You never called me back.

It was the only night I really needed you, the one night my heart felt like an icicle waiting to crack open.

I sat on my windowsill, watched the sun go down as the sky turned pink and slowly became dark. The phone was in one hand, a cigarette constantly in the other.

The sky grew dark, a few stars appeared. You can never see that many stars in a city, all the lights seem to flush them out. The north star always remains constant, always remains bright.
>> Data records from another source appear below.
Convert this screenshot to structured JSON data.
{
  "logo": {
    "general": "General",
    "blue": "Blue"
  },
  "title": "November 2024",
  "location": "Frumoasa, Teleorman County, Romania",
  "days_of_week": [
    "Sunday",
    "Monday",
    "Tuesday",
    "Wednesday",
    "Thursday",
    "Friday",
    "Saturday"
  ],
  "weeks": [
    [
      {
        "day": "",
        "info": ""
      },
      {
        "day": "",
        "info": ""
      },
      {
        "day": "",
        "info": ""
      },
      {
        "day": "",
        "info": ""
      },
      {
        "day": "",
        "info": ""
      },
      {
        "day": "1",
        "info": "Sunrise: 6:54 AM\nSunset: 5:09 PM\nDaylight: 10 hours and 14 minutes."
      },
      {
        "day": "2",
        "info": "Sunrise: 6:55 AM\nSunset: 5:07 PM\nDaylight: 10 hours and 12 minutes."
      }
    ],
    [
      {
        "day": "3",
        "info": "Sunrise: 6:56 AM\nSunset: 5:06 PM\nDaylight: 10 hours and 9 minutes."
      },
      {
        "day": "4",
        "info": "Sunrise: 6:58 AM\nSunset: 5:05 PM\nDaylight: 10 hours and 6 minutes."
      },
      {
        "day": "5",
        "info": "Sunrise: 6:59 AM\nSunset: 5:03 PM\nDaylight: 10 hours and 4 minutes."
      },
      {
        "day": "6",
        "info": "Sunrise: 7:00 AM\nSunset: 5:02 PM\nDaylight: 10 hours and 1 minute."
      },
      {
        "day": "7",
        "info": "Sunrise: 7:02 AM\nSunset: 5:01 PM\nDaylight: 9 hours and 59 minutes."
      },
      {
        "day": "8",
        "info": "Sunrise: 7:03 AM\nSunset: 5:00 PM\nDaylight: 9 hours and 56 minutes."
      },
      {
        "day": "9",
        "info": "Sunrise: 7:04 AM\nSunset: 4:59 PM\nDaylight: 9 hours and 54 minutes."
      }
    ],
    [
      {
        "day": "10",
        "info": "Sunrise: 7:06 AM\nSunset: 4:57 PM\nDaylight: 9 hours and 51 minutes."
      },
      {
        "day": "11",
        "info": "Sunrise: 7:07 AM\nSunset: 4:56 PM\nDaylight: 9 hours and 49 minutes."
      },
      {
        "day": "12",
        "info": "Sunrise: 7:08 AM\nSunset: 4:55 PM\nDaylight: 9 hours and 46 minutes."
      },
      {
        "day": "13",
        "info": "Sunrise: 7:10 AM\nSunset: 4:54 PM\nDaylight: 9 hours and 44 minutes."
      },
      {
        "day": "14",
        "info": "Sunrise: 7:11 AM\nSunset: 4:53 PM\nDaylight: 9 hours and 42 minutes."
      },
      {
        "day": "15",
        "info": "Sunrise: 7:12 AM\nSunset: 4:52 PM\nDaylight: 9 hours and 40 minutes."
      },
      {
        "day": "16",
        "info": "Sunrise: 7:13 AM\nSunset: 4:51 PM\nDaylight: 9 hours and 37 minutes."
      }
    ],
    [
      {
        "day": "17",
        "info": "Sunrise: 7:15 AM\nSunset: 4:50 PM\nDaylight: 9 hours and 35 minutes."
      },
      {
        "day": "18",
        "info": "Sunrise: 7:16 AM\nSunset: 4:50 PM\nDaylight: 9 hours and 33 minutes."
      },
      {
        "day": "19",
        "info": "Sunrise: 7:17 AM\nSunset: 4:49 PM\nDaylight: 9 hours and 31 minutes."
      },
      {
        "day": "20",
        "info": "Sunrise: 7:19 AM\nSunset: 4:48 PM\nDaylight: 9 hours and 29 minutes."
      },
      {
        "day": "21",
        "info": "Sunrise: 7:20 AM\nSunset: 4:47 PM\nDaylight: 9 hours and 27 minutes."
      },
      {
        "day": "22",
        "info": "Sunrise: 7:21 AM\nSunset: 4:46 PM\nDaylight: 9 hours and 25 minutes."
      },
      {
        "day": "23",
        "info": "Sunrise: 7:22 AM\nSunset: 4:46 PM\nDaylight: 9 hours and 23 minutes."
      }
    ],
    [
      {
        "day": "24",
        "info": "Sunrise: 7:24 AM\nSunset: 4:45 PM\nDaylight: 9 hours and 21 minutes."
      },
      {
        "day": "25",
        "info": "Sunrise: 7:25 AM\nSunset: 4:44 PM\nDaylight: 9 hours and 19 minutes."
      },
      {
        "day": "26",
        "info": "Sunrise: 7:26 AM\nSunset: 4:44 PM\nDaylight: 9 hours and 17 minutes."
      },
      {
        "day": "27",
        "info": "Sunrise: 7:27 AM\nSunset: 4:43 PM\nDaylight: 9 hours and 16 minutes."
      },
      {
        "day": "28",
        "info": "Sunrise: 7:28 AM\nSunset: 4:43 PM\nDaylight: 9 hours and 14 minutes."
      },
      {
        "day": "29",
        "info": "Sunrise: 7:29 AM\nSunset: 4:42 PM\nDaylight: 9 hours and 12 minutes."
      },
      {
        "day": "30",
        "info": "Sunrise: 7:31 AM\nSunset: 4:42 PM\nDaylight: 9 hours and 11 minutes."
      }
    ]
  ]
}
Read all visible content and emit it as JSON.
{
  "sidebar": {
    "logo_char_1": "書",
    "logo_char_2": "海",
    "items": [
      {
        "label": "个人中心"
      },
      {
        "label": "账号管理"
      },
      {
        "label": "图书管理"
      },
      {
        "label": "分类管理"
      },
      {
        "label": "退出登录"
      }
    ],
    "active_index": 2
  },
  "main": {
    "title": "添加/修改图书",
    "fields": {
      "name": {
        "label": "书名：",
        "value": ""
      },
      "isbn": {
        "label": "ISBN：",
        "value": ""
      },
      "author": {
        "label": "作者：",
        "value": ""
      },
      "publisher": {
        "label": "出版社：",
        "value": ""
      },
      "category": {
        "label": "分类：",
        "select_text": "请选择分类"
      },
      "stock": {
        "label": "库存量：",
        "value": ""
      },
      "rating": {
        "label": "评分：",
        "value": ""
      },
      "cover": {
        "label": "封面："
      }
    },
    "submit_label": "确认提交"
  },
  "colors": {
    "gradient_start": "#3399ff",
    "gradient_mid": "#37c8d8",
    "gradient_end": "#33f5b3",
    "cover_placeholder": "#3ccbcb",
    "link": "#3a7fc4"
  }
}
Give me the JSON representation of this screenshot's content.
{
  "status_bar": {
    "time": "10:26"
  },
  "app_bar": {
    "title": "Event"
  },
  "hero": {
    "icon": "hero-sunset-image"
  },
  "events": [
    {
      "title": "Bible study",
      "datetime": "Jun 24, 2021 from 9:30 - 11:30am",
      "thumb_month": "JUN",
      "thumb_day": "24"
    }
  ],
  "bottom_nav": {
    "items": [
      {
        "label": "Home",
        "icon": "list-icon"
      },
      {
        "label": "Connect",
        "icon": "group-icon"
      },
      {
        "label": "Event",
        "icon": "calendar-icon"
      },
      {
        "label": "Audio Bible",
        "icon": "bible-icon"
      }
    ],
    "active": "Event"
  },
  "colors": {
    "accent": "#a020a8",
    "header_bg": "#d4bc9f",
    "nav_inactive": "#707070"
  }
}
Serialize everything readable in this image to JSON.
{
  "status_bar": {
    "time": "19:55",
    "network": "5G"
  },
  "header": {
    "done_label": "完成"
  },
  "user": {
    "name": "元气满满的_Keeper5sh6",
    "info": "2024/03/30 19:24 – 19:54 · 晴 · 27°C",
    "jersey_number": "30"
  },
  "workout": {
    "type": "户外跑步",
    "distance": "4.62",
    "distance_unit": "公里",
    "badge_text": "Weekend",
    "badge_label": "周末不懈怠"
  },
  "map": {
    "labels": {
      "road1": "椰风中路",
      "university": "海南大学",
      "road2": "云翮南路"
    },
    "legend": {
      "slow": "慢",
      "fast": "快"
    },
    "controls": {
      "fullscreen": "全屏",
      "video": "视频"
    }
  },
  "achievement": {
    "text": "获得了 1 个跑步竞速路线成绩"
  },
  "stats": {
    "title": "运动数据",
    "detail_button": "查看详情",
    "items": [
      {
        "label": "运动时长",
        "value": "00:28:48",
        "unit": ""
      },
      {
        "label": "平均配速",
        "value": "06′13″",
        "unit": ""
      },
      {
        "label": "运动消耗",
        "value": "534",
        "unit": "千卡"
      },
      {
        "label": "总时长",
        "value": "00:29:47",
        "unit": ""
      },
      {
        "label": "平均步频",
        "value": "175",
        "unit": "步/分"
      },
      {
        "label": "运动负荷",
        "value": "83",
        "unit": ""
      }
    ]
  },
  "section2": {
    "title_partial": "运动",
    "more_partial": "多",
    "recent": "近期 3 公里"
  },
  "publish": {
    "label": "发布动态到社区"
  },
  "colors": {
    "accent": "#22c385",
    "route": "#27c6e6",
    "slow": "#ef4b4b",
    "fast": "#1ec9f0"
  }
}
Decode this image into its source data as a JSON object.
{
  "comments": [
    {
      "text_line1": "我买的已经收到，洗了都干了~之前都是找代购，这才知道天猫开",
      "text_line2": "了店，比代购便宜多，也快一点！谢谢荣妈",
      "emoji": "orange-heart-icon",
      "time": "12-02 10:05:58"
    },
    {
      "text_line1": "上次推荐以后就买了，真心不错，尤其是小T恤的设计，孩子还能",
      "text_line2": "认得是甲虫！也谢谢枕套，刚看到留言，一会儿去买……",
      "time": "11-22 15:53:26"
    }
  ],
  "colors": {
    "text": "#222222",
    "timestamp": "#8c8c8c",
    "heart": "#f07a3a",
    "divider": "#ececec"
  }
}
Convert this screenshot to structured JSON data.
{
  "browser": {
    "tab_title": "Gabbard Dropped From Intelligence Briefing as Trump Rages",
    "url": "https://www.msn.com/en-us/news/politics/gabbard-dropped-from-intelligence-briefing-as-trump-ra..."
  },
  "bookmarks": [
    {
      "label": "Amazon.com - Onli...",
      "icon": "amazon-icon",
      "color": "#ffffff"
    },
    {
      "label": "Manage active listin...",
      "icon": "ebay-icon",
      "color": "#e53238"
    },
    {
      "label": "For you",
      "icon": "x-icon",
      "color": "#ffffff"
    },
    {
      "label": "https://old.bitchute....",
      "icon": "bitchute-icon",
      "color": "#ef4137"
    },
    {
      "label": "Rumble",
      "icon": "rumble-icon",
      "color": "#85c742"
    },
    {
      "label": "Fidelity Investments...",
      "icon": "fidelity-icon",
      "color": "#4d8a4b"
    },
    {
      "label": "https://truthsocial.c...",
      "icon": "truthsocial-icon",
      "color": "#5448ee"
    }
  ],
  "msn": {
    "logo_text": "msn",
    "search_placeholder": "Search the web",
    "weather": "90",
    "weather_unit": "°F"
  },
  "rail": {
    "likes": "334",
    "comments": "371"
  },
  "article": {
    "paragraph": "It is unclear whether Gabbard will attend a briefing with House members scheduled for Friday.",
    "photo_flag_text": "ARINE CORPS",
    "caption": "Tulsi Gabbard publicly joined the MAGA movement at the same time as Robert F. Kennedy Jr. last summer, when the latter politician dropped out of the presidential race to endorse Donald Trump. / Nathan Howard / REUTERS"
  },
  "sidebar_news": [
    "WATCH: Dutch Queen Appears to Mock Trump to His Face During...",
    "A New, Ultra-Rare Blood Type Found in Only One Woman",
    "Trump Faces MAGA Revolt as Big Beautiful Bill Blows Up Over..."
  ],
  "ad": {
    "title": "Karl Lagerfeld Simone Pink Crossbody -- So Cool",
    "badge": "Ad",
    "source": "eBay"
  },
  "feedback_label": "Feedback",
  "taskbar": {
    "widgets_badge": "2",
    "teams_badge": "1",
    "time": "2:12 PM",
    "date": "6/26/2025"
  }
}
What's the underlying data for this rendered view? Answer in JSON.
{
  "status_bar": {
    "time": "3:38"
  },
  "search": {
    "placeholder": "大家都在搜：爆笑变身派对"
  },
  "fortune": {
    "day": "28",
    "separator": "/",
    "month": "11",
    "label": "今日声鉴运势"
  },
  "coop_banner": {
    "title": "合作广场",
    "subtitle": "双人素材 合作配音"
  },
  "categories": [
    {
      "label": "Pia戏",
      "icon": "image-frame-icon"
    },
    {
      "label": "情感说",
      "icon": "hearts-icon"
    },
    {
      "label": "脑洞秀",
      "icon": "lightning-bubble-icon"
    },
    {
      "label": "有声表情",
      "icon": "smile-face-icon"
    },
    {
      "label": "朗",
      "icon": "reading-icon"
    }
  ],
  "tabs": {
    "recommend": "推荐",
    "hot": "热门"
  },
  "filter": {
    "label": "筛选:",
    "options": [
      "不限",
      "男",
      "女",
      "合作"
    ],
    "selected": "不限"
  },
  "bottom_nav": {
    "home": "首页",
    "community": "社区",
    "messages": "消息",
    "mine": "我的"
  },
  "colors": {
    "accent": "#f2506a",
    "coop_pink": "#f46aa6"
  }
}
It’s almost like a sense of security overcomes me to know that it is there, always there along with the moon. You get used to seeing certain stars in the city.

My mind raced with the thought of you, thinking of the right words to say to you, the right things to make you understand the way I think, what’s going on. After so long nothing but absent thought was left in my mind, nothing left to analyze. Only the moon left to gaze at.

I smoked a whole pack of cigarettes that night, smoked the last one right down to the filter. When I was done I ran my finger down the scar that had once opened my chest so that the hole in my heart could be patched over. I wonder sometimes if I met you to fill the hole in my heart. Maybe the patch wasn’t enough?

This twisted melody keeps playing over in my head, ever since that day. Ever since the day I never heard from you again.

I thought a lot that day, right before the moon rose above my head and I could barely see the galaxy over my head, barely – not quite entirely.

I thought that maybe someday I’ll be able to convert this melody into a thought, and that thought into a word and that word into an action. Maybe only then will we be safe from each other.